Préface
La globalisation financière est la composante
financière de la mondialisation. Elle résulte de la conjugaison de
plusieurs facteurs : un processus de libéralisation (ou de
déréglementation), engagé dès les années 1970, l’introduction des
nouvelles technologies de l’information et de la communication
(NTIC) dans le secteur de la banque et de la finance,
l’accélération des innovations financières avec la multiplication
de nouveaux instruments et de nouveaux marchés. Elle se traduit par
une parfaite mobilité des capitaux au plan mondial et dans chaque
pays.
Comme nombre d’évolutions, la globalisation
financière comporte à la fois des avantages et des inconvénients.

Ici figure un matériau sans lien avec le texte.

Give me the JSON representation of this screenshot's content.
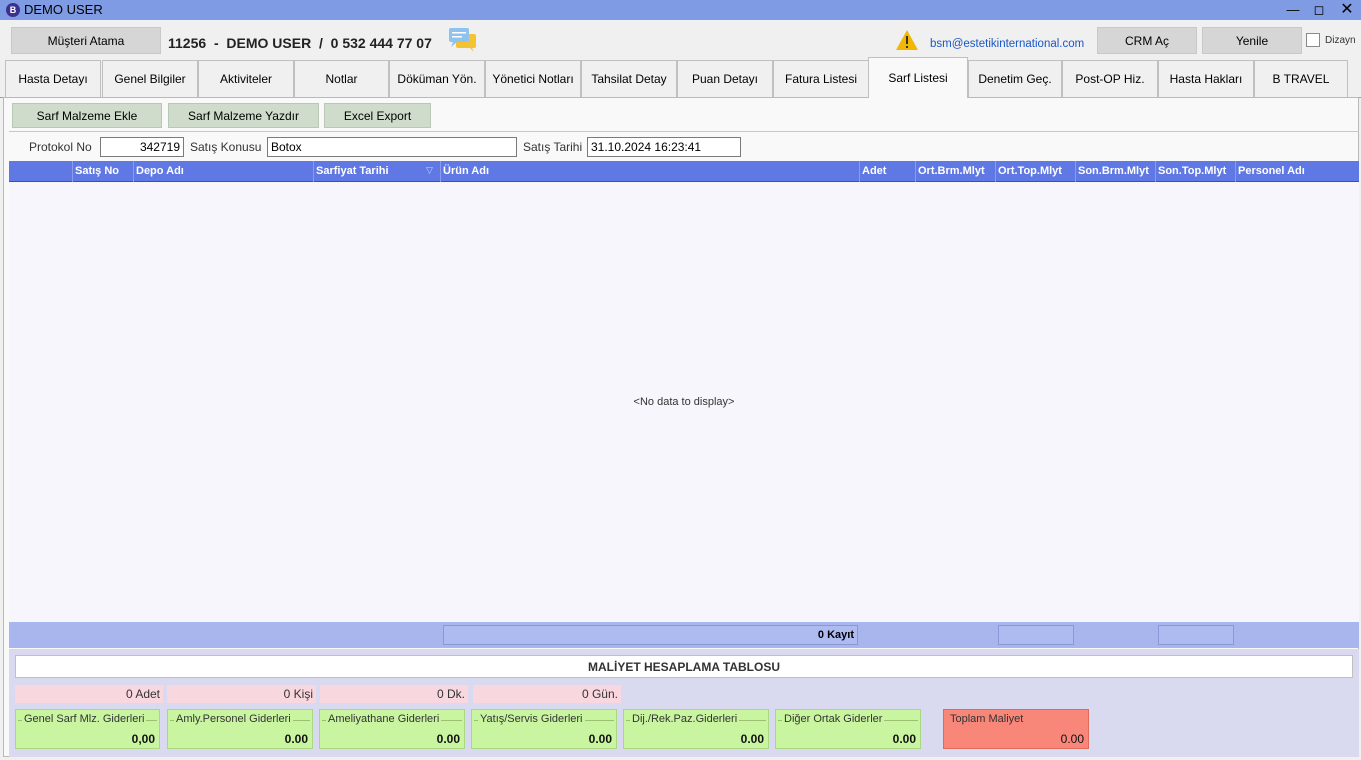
{
  "window": {
    "title": "DEMO USER",
    "app_icon_letter": "B"
  },
  "header": {
    "assign_button": "Müşteri Atama",
    "customer_id": "11256",
    "customer_name": "DEMO USER",
    "phone": "0 532 444 77 07",
    "email": "bsm@estetikinternational.com",
    "crm_button": "CRM Aç",
    "refresh_button": "Yenile",
    "design_label": "Dizayn"
  },
  "tabs": [
    {
      "label": "Hasta Detayı"
    },
    {
      "label": "Genel Bilgiler"
    },
    {
      "label": "Aktiviteler"
    },
    {
      "label": "Notlar"
    },
    {
      "label": "Döküman Yön."
    },
    {
      "label": "Yönetici Notları"
    },
    {
      "label": "Tahsilat Detay"
    },
    {
      "label": "Puan Detayı"
    },
    {
      "label": "Fatura Listesi"
    },
    {
      "label": "Sarf Listesi",
      "active": true
    },
    {
      "label": "Denetim Geç."
    },
    {
      "label": "Post-OP Hiz."
    },
    {
      "label": "Hasta Hakları"
    },
    {
      "label": "B TRAVEL"
    }
  ],
  "toolbar": {
    "add_button": "Sarf Malzeme Ekle",
    "print_button": "Sarf Malzeme Yazdır",
    "export_button": "Excel Export"
  },
  "form": {
    "protocol_label": "Protokol No",
    "protocol_value": "342719",
    "subject_label": "Satış Konusu",
    "subject_value": "Botox",
    "date_label": "Satış Tarihi",
    "date_value": "31.10.2024 16:23:41"
  },
  "grid": {
    "columns": [
      "",
      "Satış No",
      "Depo Adı",
      "Sarfiyat Tarihi",
      "Ürün Adı",
      "Adet",
      "Ort.Brm.Mlyt",
      "Ort.Top.Mlyt",
      "Son.Brm.Mlyt",
      "Son.Top.Mlyt",
      "Personel Adı"
    ],
    "empty_text": "<No data to display>",
    "record_count": "0 Kayıt"
  },
  "cost": {
    "title": "MALİYET HESAPLAMA TABLOSU",
    "stats": [
      "0 Adet",
      "0 Kişi",
      "0 Dk.",
      "0 Gün."
    ],
    "items": [
      {
        "label": "Genel Sarf Mlz. Giderleri",
        "value": "0,00"
      },
      {
        "label": "Amly.Personel Giderleri",
        "value": "0.00"
      },
      {
        "label": "Ameliyathane Giderleri",
        "value": "0.00"
      },
      {
        "label": "Yatış/Servis Giderleri",
        "value": "0.00"
      },
      {
        "label": "Dij./Rek.Paz.Giderleri",
        "value": "0.00"
      },
      {
        "label": "Diğer Ortak Giderler",
        "value": "0.00"
      }
    ],
    "total": {
      "label": "Toplam Maliyet",
      "value": "0.00"
    }
  },
  "colors": {
    "titlebar": "#7f9be3",
    "grid_header": "#5f78e3",
    "cost_green": "#c9f5a0",
    "total_red": "#f8877a"
  }
}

Elle élargit considérablement la palette des financements possibles
pour les emprunteurs, des placements envisageables pour les
épargnants.
Faisant jouer la concurrence entre pays, entre
systèmes bancaires, entre places financières mais également, dans
chaque pays, entre financements intermédiés (ceux passant par les
banques) et financements désintermediés (par les marchés), elle est
susceptible de profiter aux agents non financiers (entreprises,
ménages...). Mais cette globalisation s’accompagne aussi de
certains effets négatifs. Mal maîtrisée et mal régulée, elle peut
renforcer l’instabilité du système. En outre, en créant
l’interdépendance entre tous les marchés et toutes les places
financières, elle accélère les effets de contagion. Un choc local a
beaucoup plus de chance de devenir, sans délai, un choc global (ou
systémique). Depuis le krach de 1987 jusqu’à la crise financière et
économique commencée en août 1987 et non achevée en cette fin 2009,
nous l’avons vécu à de multiples reprises.

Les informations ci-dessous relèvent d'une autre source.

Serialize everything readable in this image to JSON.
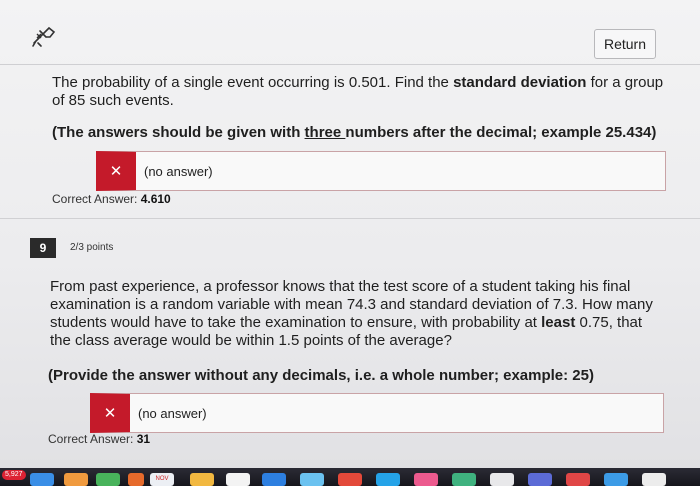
{
  "header": {
    "return_label": "Return"
  },
  "q8": {
    "line1_pre": "The probability of a single event occurring is 0.501. Find the ",
    "line1_bold": "standard deviation",
    "line1_post": " for a group",
    "line2": "of 85 such events.",
    "instr_pre": "(The answers should be given with ",
    "instr_underline": "three ",
    "instr_post": "numbers after the decimal; example 25.434)",
    "answer": "(no answer)",
    "correct_label": "Correct Answer:",
    "correct_value": "4.610"
  },
  "q9": {
    "number": "9",
    "points": "2/3 points",
    "line1": "From past experience, a professor knows that the test score of a student taking his final",
    "line2": "examination is a random variable with mean 74.3 and standard deviation of 7.3.  How many",
    "line3_pre": "students would have to take the examination to ensure, with probability at ",
    "line3_bold": "least",
    "line3_post": " 0.75, that",
    "line4": "the class average would be within 1.5 points of the average?",
    "instr": "(Provide the answer without any decimals, i.e. a whole number; example: 25)",
    "answer": "(no answer)",
    "correct_label": "Correct Answer:",
    "correct_value": "31"
  },
  "dock": {
    "badge": "5,927",
    "calendar_label": "NOV"
  },
  "colors": {
    "incorrect": "#c41a2a",
    "number_badge": "#2a2a2a"
  }
}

Le beau livre de Cécile Bastidon Gilles, Jacques
Brasseul et Philippe Gilles vise à « rechercher le sens de
l’histoire de la globalisation financière ». Il ne s’attarde
pas sur la période (1880-1914), qualifiée par Suzanne Berger de
« première mondialisation » (mais qui, bien sûr, n’était
pas la première d’un point de vue historique), et il démarre
vraiment avec la préparation et la tenue de la Conférence de
Bretton Woods de 1944. Une Conférence qui a fixé des règles du jeu
appliquées jusqu’en 1971-1973, règles emportées tout à la fois par
les chocs pétroliers, la montée des déséquilibres internationaux,
une libéralisation financière mal maîtrisée... tout cela sur fond
de privilèges persistants en faveur du dollar et des États-Unis.

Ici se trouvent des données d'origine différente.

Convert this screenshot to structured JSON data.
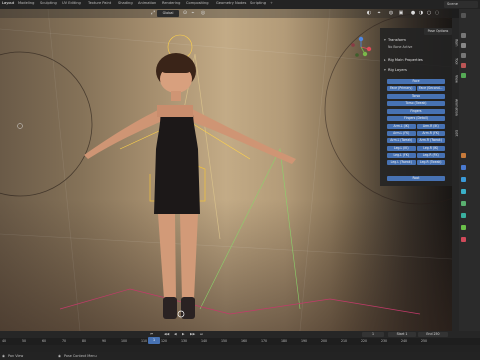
{
  "topbar": {
    "tabs": [
      "Layout",
      "Modeling",
      "Sculpting",
      "UV Editing",
      "Texture Paint",
      "Shading",
      "Animation",
      "Rendering",
      "Compositing",
      "Geometry Nodes",
      "Scripting"
    ],
    "scene_label": "Scene"
  },
  "viewport": {
    "orientation_label": "Global",
    "pose_options_label": "Pose Options"
  },
  "npanel": {
    "transform_header": "Transform",
    "no_bone_text": "No Bone Active",
    "rig_main_header": "Rig Main Properties",
    "rig_layers_header": "Rig Layers",
    "buttons": {
      "face": "Face",
      "face_primary": "Face (Primary)",
      "face_secondary": "Face (Second...",
      "torso": "Torso",
      "torso_tweak": "Torso (Tweak)",
      "fingers": "Fingers",
      "fingers_detail": "Fingers (Detail)",
      "arm_l_ik": "Arm.L (IK)",
      "arm_r_ik": "Arm.R (IK)",
      "arm_l_fk": "Arm.L (FK)",
      "arm_r_fk": "Arm.R (FK)",
      "arm_l_tweak": "Arm.L (Tweak)",
      "arm_r_tweak": "Arm.R (Tweak)",
      "leg_l_ik": "Leg.L (IK)",
      "leg_r_ik": "Leg.R (IK)",
      "leg_l_fk": "Leg.L (FK)",
      "leg_r_fk": "Leg.R (FK)",
      "leg_l_tweak": "Leg.L (Tweak)",
      "leg_r_tweak": "Leg.R (Tweak)",
      "root": "Root"
    }
  },
  "sidetabs": [
    "Item",
    "Tool",
    "View",
    "Animation",
    "Edit"
  ],
  "timeline": {
    "ticks": [
      "40",
      "50",
      "60",
      "70",
      "80",
      "90",
      "100",
      "110",
      "120",
      "130",
      "140",
      "150",
      "160",
      "170",
      "180",
      "190",
      "200",
      "210",
      "220",
      "230",
      "240",
      "250"
    ],
    "current_frame": "1",
    "playhead_label": "1",
    "start_label": "Start",
    "start_value": "1",
    "end_label": "End",
    "end_value": "250"
  },
  "statusbar": {
    "left_text": "Pan View",
    "middle_text": "Pose Context Menu"
  },
  "colors": {
    "accent_blue": "#4772b3",
    "viewport_warm": "#b39b78",
    "panel_bg": "#232323"
  }
}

Aujourd’hui, avec l’essor du rôle international de l’euro, avec une
Chine qui aimerait réduire sa dépendance vis-à-vis du billet vert,
le dollar est contesté sans être vraiment remplacé. Nos auteurs
éclairent avec talent les mutations du système financier depuis la
seconde guerre mondiale et leurs implications. Ils montrent en quoi
la crise intervenue depuis 2007 était en germe dans certains chan
gements structurels apparus dans les années 1980, en particulier
une finance devenue de plus en plus virtuelle et autonome vis-à-vis
de l’économie réelle (l’investissement productif, la croissance et
l’emploi.)
On trouvera dans ce livre la genèse et l’actualité
de nombre de débats actuels, qu’il s’agisse des pouvoirs et du rôle
du FMI, de la taxe Tobin, de la régulation des taux de change et de
ses limites, de l’articulation entre l’intégration monétaire
régionale (exemple de l’euro et de l’UEM) et le système mondial, du
passage du G7/G8 au G20, etc.
La globalisation fait qu’aujourd’hui les systèmes
bancaires et financiers nationaux sont beaucoup plus intégrés que
les politiques économiques nationales ne sont coordonnées entre
elles. De cet écart naît une bonne part de l’instabilité monétaire
et financière ambiante.
Plutôt que de remettre en cause l’ouverture et la
globalisation, il me paraît préférable, pour combler une partie de
l’écart précédent, de progresser dans la direction d’une vraie
gouvernance mondiale. Dans cette quête, des progrès dans la
gouvernance économique, financière et politique de l’Europe
seraient utiles à la fois comme exemple et comme base régionale
pour en tirer des enseignements au plan mondial. On peut toujours
rêver...
Christian de Boissieu
Président du Conseil d’Analyse Économique
Professeur à l’Université de Paris I
(Panthéon-Sorbonne)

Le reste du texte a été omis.